Coronavirus has brought the world down on its knees. This pandemic has caused around 81,049 deaths so far and billions have been affected. We are facing a major crisis and the anxiety and paranoia are off charts. While the impact of coronavirus has been mostly negative, it has reduced the amount of pollution greatly and the environment is flourishing.
This reduced amount of pollution all around the world is the result of lockdowns in almost every country because of coronavirus panedmic. Air quality has improved in nations around the world from Italy to China, as much transport and industry has stopped.
In Wuhan, where this outbreak initiated back in December, the sky has turned blue, earlier it was home to dangerous air pollution levels. The change has been attributed to travel bans and the pause of factory work.
Italy has also seen a considerable drop in the air pollutant nitrogen dioxide between January and March.

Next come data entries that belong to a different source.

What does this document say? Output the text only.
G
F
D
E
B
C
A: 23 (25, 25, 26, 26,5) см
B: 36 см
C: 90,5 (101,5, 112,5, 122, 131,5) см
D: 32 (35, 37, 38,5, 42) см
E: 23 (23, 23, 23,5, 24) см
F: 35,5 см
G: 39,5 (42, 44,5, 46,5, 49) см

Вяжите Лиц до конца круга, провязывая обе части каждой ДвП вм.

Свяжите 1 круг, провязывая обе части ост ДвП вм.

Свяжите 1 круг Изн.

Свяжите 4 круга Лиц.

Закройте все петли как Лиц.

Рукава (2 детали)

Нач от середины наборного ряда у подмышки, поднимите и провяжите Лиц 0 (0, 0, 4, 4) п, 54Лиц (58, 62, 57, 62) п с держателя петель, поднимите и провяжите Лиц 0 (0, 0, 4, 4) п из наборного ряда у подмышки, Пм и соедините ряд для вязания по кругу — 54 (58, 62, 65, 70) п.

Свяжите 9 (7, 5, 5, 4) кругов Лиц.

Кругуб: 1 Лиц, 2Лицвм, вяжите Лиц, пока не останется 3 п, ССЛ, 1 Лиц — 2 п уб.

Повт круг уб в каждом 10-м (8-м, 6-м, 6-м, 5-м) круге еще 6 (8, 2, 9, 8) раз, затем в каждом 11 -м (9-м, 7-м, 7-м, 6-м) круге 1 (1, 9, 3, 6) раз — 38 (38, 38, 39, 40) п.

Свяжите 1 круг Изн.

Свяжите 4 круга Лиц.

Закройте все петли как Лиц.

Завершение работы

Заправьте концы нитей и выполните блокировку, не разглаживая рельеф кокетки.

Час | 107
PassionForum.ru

India, which has 21 of the world’s 30 most polluted cities, has also seen a significant drop in air pollution.
According to reports, the main cities are recording much lower levels of harmful microscopic particulate matter known as PM 2.5, and of nitrogen dioxide, which is released by vehicles and power plants. Nitrogen dioxide went from 52 per cubic meter to 15 in the same period, also a 71% fall. Mumbai, Chennai, Kolkata and Bangalore have also recorded a fall in these air pollutants.
“I have not seen such blue skies in Delhi for the past 10 years,” said Jyoti Pande Lavakare, the co-founder of Indian environmental organization Care for Air, and author of the upcoming book “Breathing Here is Injurious To Your Health.”
In Venice, there have been reports of people witnessing dolphins, school fish and even swans in the canals. This is a result of decreased water traffic from boats and cruise ships.
VIDEO: Venice canals clearer due to lack of tourists and traffic pic.twitter.com/ZQDNlZ3v3k
— AFP news agency (@AFP) March 19, 2020
In India, Ganga River has seen significant improvement due to reduction in the dumping of industrial waste into it. According to the data provided by the Central Pollution Control Board, Ganga river water was found to be suitable for bathing at most monitoring centres. According to the real-time water monitoring data of the CPCB, out of the 36 monitoring units placed at various points of the Ganga river, the water quality around 27 points was suitable for bathing and propagation of wildlife and fisheries.
1/10th of the pollution in Ganga river comes from industries, as industries are shut due to lockdown, situation has become better. We've seen 40-50% improvement in Ganga, it's a significant development: Dr PK Mishra, Professor at Chemical Engineering&Technology, IIT-BHU #Varanasi pic.twitter.com/bbE7mPcR5l
— ANI UP (@ANINewsUP) April 4, 2020
Earlier, the river water was found to be unfit for bathing, the whole way till it drains into the Bay of Bengal, leaving stretches in Uttarakhand and a couple of places as the river water enters Uttar Pradesh.
“The improvement that is visible needs to be validated with proper data. It is a very good time for CPCB to study the level of pollution coming from the industry. It is a very good time to set up a baseline,” said Environmentalist Manoj Misra.
Environmentalist Vikrant Tongad said that the improvement has been seen mostly in the industrial clusters which used to see huge pollution levels due to dumping by industries. “The organic pollution level still gets diluted in the river but it is the chemical pollution by industries that destroy the river’s self-cleaning properties. The self-cleaning properties have improved due to which the water quality has improved,” he added.
“As humans everywhere are forced to self-isolate due to the coronavirus pandemic, lowering pollution levels have led to the unexpected prevailing of nature.”
It is almost unbelievable to see how, in such a short time, nature can heal itself from the atrocities of humans and it is not the United Nations but coronavirus that has brought pollution levels down. Hopefully, we all can rethink our actions and try to be more environment friendly once the pandemic is over.